Les
Editions de Minuit Vercors
et le CNE
1940 : le tournant de
la vie de Jean Bruller
1941-1944 : L’entrée
dans la carrière littéraire
1940 : le tournant de
la vie de Jean Bruller
Avant de devenir un écrivain célèbre grâce à la
publication clandestine du Silence de la mer sous le pseudonyme de
Vercors, Jean Bruller poursuivait avec succès sa carrière de dessinateur et de
graveur.
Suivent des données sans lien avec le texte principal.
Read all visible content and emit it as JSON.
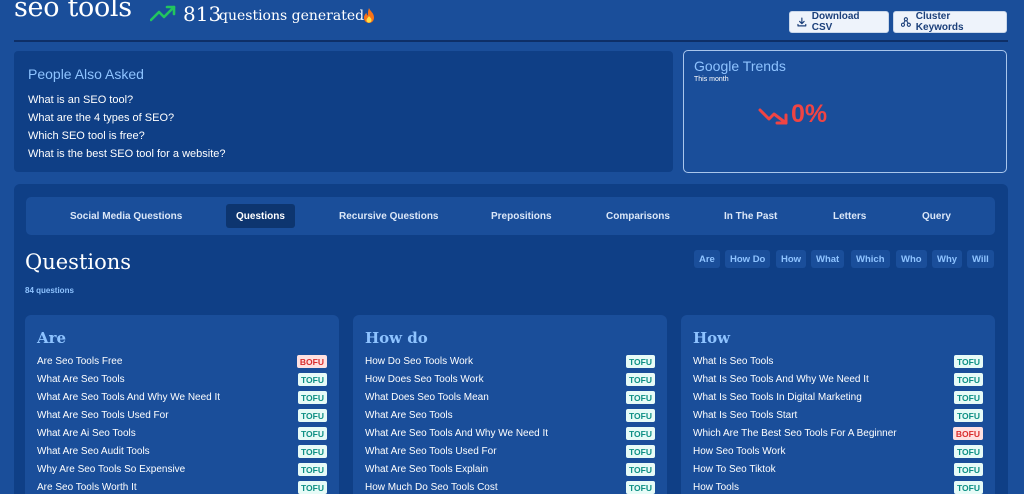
{
  "header": {
    "keyword": "seo tools",
    "count": "813",
    "count_suffix": "questions generated",
    "download_label": "Download CSV",
    "cluster_label": "Cluster Keywords"
  },
  "people_also_asked": {
    "title": "People Also Asked",
    "questions": [
      "What is an SEO tool?",
      "What are the 4 types of SEO?",
      "Which SEO tool is free?",
      "What is the best SEO tool for a website?"
    ]
  },
  "google_trends": {
    "title": "Google Trends",
    "period": "This month",
    "change": "0%",
    "change_color": "#ef4444"
  },
  "tabs": [
    "Social Media Questions",
    "Questions",
    "Recursive Questions",
    "Prepositions",
    "Comparisons",
    "In The Past",
    "Letters",
    "Query"
  ],
  "active_tab": "Questions",
  "section": {
    "title": "Questions",
    "count_label": "84 questions",
    "filters": [
      "Are",
      "How Do",
      "How",
      "What",
      "Which",
      "Who",
      "Why",
      "Will"
    ]
  },
  "cards": [
    {
      "title": "Are",
      "rows": [
        {
          "text": "Are Seo Tools Free",
          "tag": "BOFU"
        },
        {
          "text": "What Are Seo Tools",
          "tag": "TOFU"
        },
        {
          "text": "What Are Seo Tools And Why We Need It",
          "tag": "TOFU"
        },
        {
          "text": "What Are Seo Tools Used For",
          "tag": "TOFU"
        },
        {
          "text": "What Are Ai Seo Tools",
          "tag": "TOFU"
        },
        {
          "text": "What Are Seo Audit Tools",
          "tag": "TOFU"
        },
        {
          "text": "Why Are Seo Tools So Expensive",
          "tag": "TOFU"
        },
        {
          "text": "Are Seo Tools Worth It",
          "tag": "TOFU"
        }
      ]
    },
    {
      "title": "How do",
      "rows": [
        {
          "text": "How Do Seo Tools Work",
          "tag": "TOFU"
        },
        {
          "text": "How Does Seo Tools Work",
          "tag": "TOFU"
        },
        {
          "text": "What Does Seo Tools Mean",
          "tag": "TOFU"
        },
        {
          "text": "What Are Seo Tools",
          "tag": "TOFU"
        },
        {
          "text": "What Are Seo Tools And Why We Need It",
          "tag": "TOFU"
        },
        {
          "text": "What Are Seo Tools Used For",
          "tag": "TOFU"
        },
        {
          "text": "What Are Seo Tools Explain",
          "tag": "TOFU"
        },
        {
          "text": "How Much Do Seo Tools Cost",
          "tag": "TOFU"
        }
      ]
    },
    {
      "title": "How",
      "rows": [
        {
          "text": "What Is Seo Tools",
          "tag": "TOFU"
        },
        {
          "text": "What Is Seo Tools And Why We Need It",
          "tag": "TOFU"
        },
        {
          "text": "What Is Seo Tools In Digital Marketing",
          "tag": "TOFU"
        },
        {
          "text": "What Is Seo Tools Start",
          "tag": "TOFU"
        },
        {
          "text": "Which Are The Best Seo Tools For A Beginner",
          "tag": "BOFU"
        },
        {
          "text": "How Seo Tools Work",
          "tag": "TOFU"
        },
        {
          "text": "How To Seo Tiktok",
          "tag": "TOFU"
        },
        {
          "text": "How Tools",
          "tag": "TOFU"
        }
      ]
    }
  ]
}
Pourtant dès 1938, il était déjà en relation avec de nombreux
écrivains comme Jules Romains et il fut admis dans « le royaume des
lettres »2 et plus exactement dans le PEN Club qui
défendait en littérature la liberté de pensée et d’expression, car ses albums
contenaient d’importants commentaires littéraires « qu’on voulut bien
appelé de la littérature »2.
Mais la seconde guerre mondiale éclate. « Officier
skieur dans l’infanterie alpine » sur une route « trop
glissante, avec un sac trop lourd »1, il se casse la jambe
et ne peut combattre l’ennemi. Pendant l’invasion allemande, il est alors
affecté au dépôt de Romans, sans armes. Et à l’armistice, il regagne son
village de Villiers-sur-Morin. Cette « étrange
défaite » (Marc Bloch) enterre définitivement sa carrière si
prometteuse :
« Jean Bruller est mort et bien mort en 1940, au
purgatoire depuis ce temps sans trop de chances d’en sortir un jour »1.
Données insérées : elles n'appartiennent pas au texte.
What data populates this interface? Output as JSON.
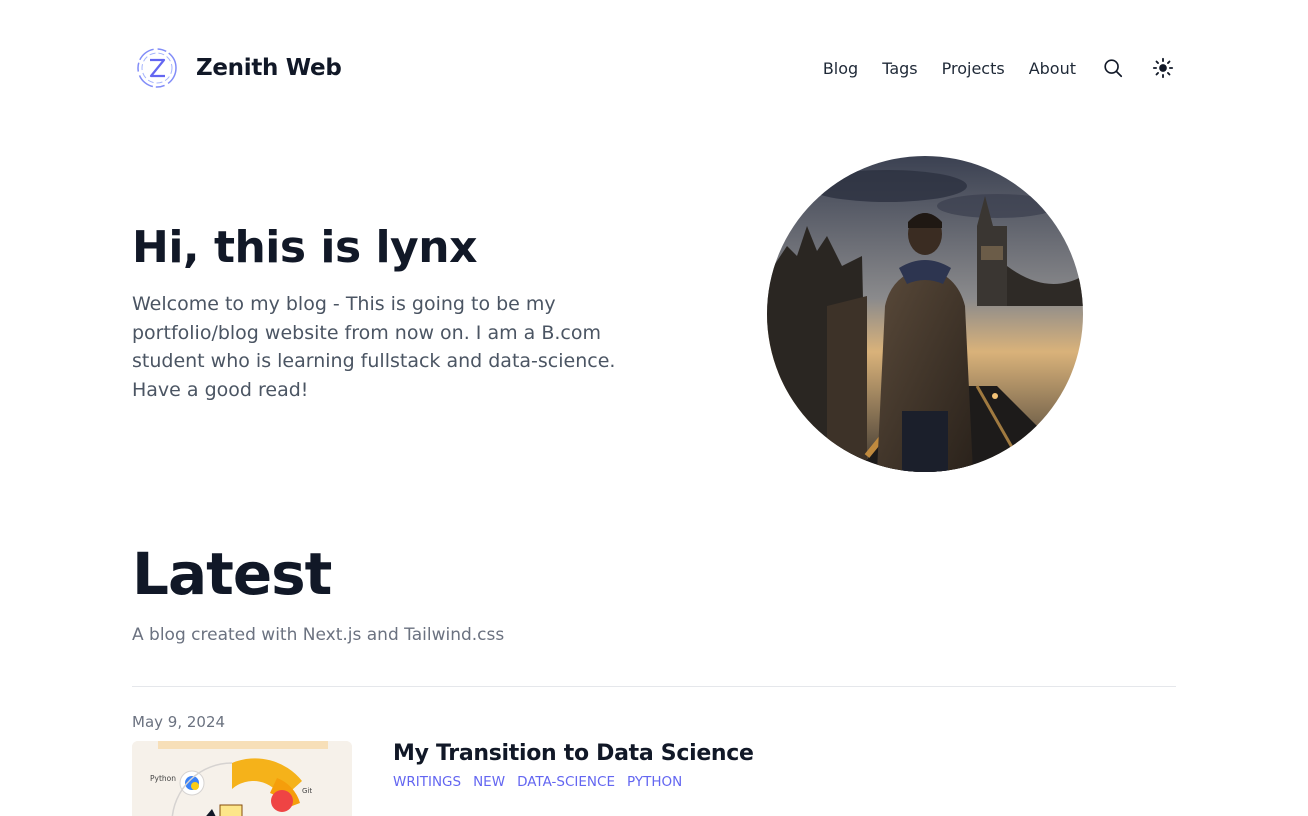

Pourtant, à cette même date, le
dessinateur était prêt à éditer un livre pour compléter ses 160 estampes de la Danse
des vivants. Mais il y renonce : publier sous l’Occupation, c’est
demander la permission à l’occupant et « consentir publiquement à sa
tutelle », ce que Jean Bruller se refuse de faire.
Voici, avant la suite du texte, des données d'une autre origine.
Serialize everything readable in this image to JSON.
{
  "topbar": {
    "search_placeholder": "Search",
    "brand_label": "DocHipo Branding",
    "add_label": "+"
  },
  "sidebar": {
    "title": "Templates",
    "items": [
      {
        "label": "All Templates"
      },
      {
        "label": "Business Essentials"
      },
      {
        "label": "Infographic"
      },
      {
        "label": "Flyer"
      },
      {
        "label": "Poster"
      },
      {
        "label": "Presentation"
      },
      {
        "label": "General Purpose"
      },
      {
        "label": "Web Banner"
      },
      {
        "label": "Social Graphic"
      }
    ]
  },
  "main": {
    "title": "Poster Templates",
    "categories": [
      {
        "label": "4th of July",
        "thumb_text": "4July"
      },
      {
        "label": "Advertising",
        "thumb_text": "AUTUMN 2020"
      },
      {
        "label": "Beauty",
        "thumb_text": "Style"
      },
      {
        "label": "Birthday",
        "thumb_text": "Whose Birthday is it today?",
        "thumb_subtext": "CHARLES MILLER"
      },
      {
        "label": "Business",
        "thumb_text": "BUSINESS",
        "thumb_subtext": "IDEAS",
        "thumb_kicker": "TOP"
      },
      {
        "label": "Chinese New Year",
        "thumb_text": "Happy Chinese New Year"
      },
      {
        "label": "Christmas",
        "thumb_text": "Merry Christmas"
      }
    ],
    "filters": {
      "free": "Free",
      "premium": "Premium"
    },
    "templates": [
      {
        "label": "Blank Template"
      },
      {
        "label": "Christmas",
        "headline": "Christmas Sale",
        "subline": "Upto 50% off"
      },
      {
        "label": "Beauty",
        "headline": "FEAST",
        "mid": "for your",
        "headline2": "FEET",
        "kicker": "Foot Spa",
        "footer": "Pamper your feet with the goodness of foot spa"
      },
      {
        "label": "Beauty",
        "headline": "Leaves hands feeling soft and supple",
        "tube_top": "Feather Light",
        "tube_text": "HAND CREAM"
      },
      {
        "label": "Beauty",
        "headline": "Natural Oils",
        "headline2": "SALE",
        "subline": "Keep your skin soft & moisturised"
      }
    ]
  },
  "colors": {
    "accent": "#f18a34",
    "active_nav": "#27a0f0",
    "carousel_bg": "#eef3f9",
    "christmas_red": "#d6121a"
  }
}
Pour survivre, il devient alors
menuisier, « travail de force » qui le fatigue et l’abrut[it]:
« J’étais en danger de m’abêtir complètement »1.
Il s’astreint donc à
écrire deux pages tous les soirs, parce que « depuis longtemps me
trottait vaguement en tête l’idée d’écrire quelque chose sur un amour
pathétique de ma jeunesse »1.
Cet amour de jeunesse
s’appelle Stéphanie ; en vacances dans le massif du Mont-Blanc avec ses
parents, Jean Bruller tombe instantanément sous le charme de cette jeune fille
de 15 ans. Une idylle se noue, même si elle reste muette. Mais la fin des vacances
un mois plus tard et le retour à Paris les éloignent inexorablement l’un de
l’autre. Jean Bruller ne l’oublie pas et dans cette année de crise il éprouve
le besoin d’appeler à son secours « le souvenir d’une pureté
perdue, le fantôme réapparu de la limpide jeune fille de Combloux »2. Ne pouvant se décider à lui écrire, il cherche un
exutoire à sa douleur par le biais de l’écriture pour s’ « en
délivrer un peu par procuration »2.
Il écrit une soixantaine
de pages de ce « candide récit »,
source de « soulagement étrange »2. Cette première ébauche constitue ainsi le
commencement véritable de sa nouvelle carrière : « c’était
aussi mes premières armes comme écrivain, et j’ignorais encore quel apaisement
l’on éprouve à coucher sur le papier une épreuve confuse »2.
Cette volonté d’écrire
n’est pas non plus sans lien avec son amitié pour Pierre
de Lescure. Leurs conversations littéraires poussent le dessinateur dans
la voie de l’écriture : « A parler si souvent avec lui de
technique romanesque, je sentais mes doigts chatouillés du désir de troquer un
jour le crayon contre la plume »2.
1941-1944 : L’entrée
dans la carrière littéraire
La situation historique est pourtant trop
grave pour songer à écrire une histoire personnelle. Il l’abandonne donc rapidement pour rédiger les
premières lignes du Silence de la Mer. Ce n’est que bien plus tard qu’il
en reprendra l’idée et que paraîtra en 1974 Tendre naufrage.
En 1940, Jean Bruller
constate que de nombreux écrivains français sont séduits par la propagande de Vichy
et par celle de l’occupant. Il relate ainsi sa rencontre avec André Thérive.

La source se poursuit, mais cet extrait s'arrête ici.